Thanks to GDPR, companies in the EU have been forced to consider the ramifications of poor data governance. Now with CCPA, companies in California and across the United States are about to get a taste of what poor data governance can mean.
Tax or Opportunity?
According to Gorbet, CCPA is presenting companies with a choice in how they think about data. They can either get on board with the data governance trend and treat data as a precious asset. Or they can continue with business as usual, and do the bare minimum to comply with the law.
“If you think about this [CCPA] as a tax, then you think about ‘Let’s do the minimum required to comply. But if you think about it as a business opportunity, you think about how can we have a closer relationship with our customer and how can we give customers capabilities that our competitors aren’t giving them?” he says.
The Wild West days of big data are numbered. Companies might be able to dodge CCPA, but the odds are good that more data regulations are coming down the pike. Numerous states are working to pass their own data regulations, and eventually there will be a federal law to unify them, according to Gorbet.

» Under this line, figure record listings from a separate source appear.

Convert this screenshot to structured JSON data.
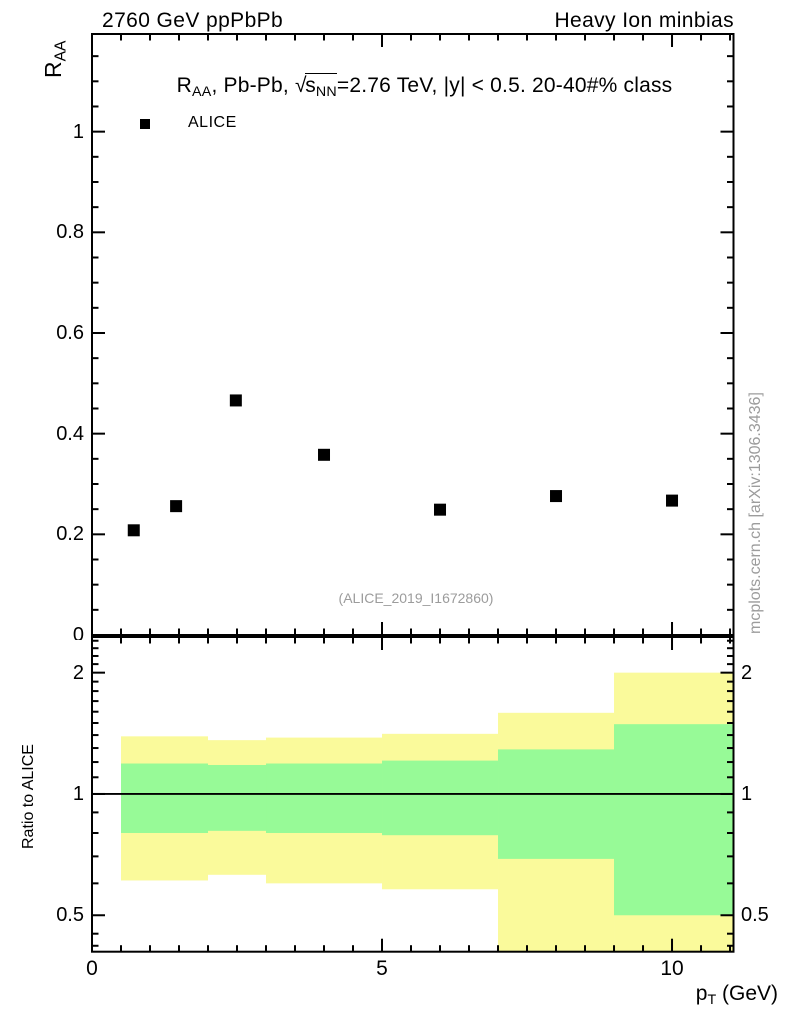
{
  "page": {
    "header_left": "2760 GeV ppPbPb",
    "header_right": "Heavy Ion minbias",
    "watermark": "(ALICE_2019_I1672860)",
    "side_note": "mcplots.cern.ch [arXiv:1306.3436]"
  },
  "colors": {
    "band_outer": "#fafa9b",
    "band_inner": "#97fa97",
    "marker": "#000000",
    "frame": "#000000",
    "muted_text": "#9c9c9c"
  },
  "chart_data": {
    "type": "scatter",
    "x_axis": {
      "label_text": "pT (GeV)",
      "label_parts": [
        {
          "text": "p"
        },
        {
          "text": "T",
          "style": "sub"
        },
        {
          "text": " (GeV)"
        }
      ],
      "lim": [
        0,
        11.06
      ],
      "major_ticks": [
        {
          "v": 0,
          "label": "0"
        },
        {
          "v": 5,
          "label": "5"
        },
        {
          "v": 10,
          "label": "10"
        }
      ],
      "minor_step": 0.5
    },
    "main_panel": {
      "title_text": "RAA, Pb-Pb, √sNN=2.76 TeV, |y| < 0.5. 20-40#% class",
      "title_parts": [
        {
          "text": "R"
        },
        {
          "text": "AA",
          "style": "sub"
        },
        {
          "text": ", Pb-Pb, "
        },
        {
          "text": "√",
          "style": "sqrt"
        },
        {
          "style": "over",
          "parts": [
            {
              "text": "s"
            },
            {
              "text": "NN",
              "style": "sub"
            }
          ]
        },
        {
          "text": "=2.76 TeV, |y| < 0.5. 20-40#% class"
        }
      ],
      "ylabel_text": "RAA",
      "ylabel_parts": [
        {
          "text": "R"
        },
        {
          "text": "AA",
          "style": "sub"
        }
      ],
      "ylim": [
        0,
        1.194
      ],
      "ytick_labels": [
        {
          "v": 0,
          "label": "0"
        },
        {
          "v": 0.2,
          "label": "0.2"
        },
        {
          "v": 0.4,
          "label": "0.4"
        },
        {
          "v": 0.6,
          "label": "0.6"
        },
        {
          "v": 0.8,
          "label": "0.8"
        },
        {
          "v": 1,
          "label": "1"
        }
      ],
      "minor_step": 0.05,
      "legend": {
        "entries": [
          {
            "label": "ALICE",
            "marker": "black-filled-square"
          }
        ]
      },
      "series": [
        {
          "name": "ALICE",
          "marker": "square",
          "color": "#000000",
          "x": [
            0.72,
            1.45,
            2.48,
            4.0,
            6.0,
            8.0,
            10.0
          ],
          "y": [
            0.208,
            0.256,
            0.466,
            0.358,
            0.249,
            0.276,
            0.267
          ]
        }
      ]
    },
    "ratio_panel": {
      "ylabel": "Ratio to ALICE",
      "yscale": "log",
      "ylim": [
        0.406,
        2.452
      ],
      "ytick_labels": [
        {
          "v": 0.5,
          "label": "0.5"
        },
        {
          "v": 1,
          "label": "1"
        },
        {
          "v": 2,
          "label": "2"
        }
      ],
      "minor_ticks": [
        0.42,
        0.45,
        0.6,
        0.7,
        0.8,
        0.9,
        1.1,
        1.2,
        1.3,
        1.4,
        1.5,
        1.6,
        1.7,
        1.8,
        1.9,
        2.1,
        2.2,
        2.3,
        2.4
      ],
      "reference_line": 1,
      "bin_edges": [
        0.5,
        2,
        3,
        5,
        7,
        9,
        11.06
      ],
      "bands": {
        "outer": {
          "color_key": "band_outer",
          "hi": [
            1.39,
            1.36,
            1.38,
            1.41,
            1.59,
            2.0
          ],
          "lo": [
            0.61,
            0.63,
            0.6,
            0.58,
            0.406,
            0.406
          ]
        },
        "inner": {
          "color_key": "band_inner",
          "hi": [
            1.19,
            1.18,
            1.19,
            1.21,
            1.29,
            1.49
          ],
          "lo": [
            0.8,
            0.81,
            0.8,
            0.79,
            0.69,
            0.5
          ]
        }
      }
    }
  }
}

There’s no doubt that this will slow down some big data projects, particularly as it relates to machine learning (a topic we will explore in a future issue of Datanami). But there is a silver lining to this regulatory surge, it’s that companies that play by the rules will be rewarded by consumers.
Building that centralized logging system that tracks permissions and consent will give compaines better insight into their customers. “Building a view of the customer that allows you to serve the customers better simultaneously give you a much better value prop for your customer, and it also makes it easier to comply with these types of regulations,” Gorbet says.
And as far as data mobility, give it to customers because it’s the right thing to do, Gorbet says. “It’s a question of how do you want to be sticky? Do you want to be sticky because you’re the best, or do you want to be sticky because people can’t move off you when they want?” he says. “Good companies want to be sticky because they’re the best.”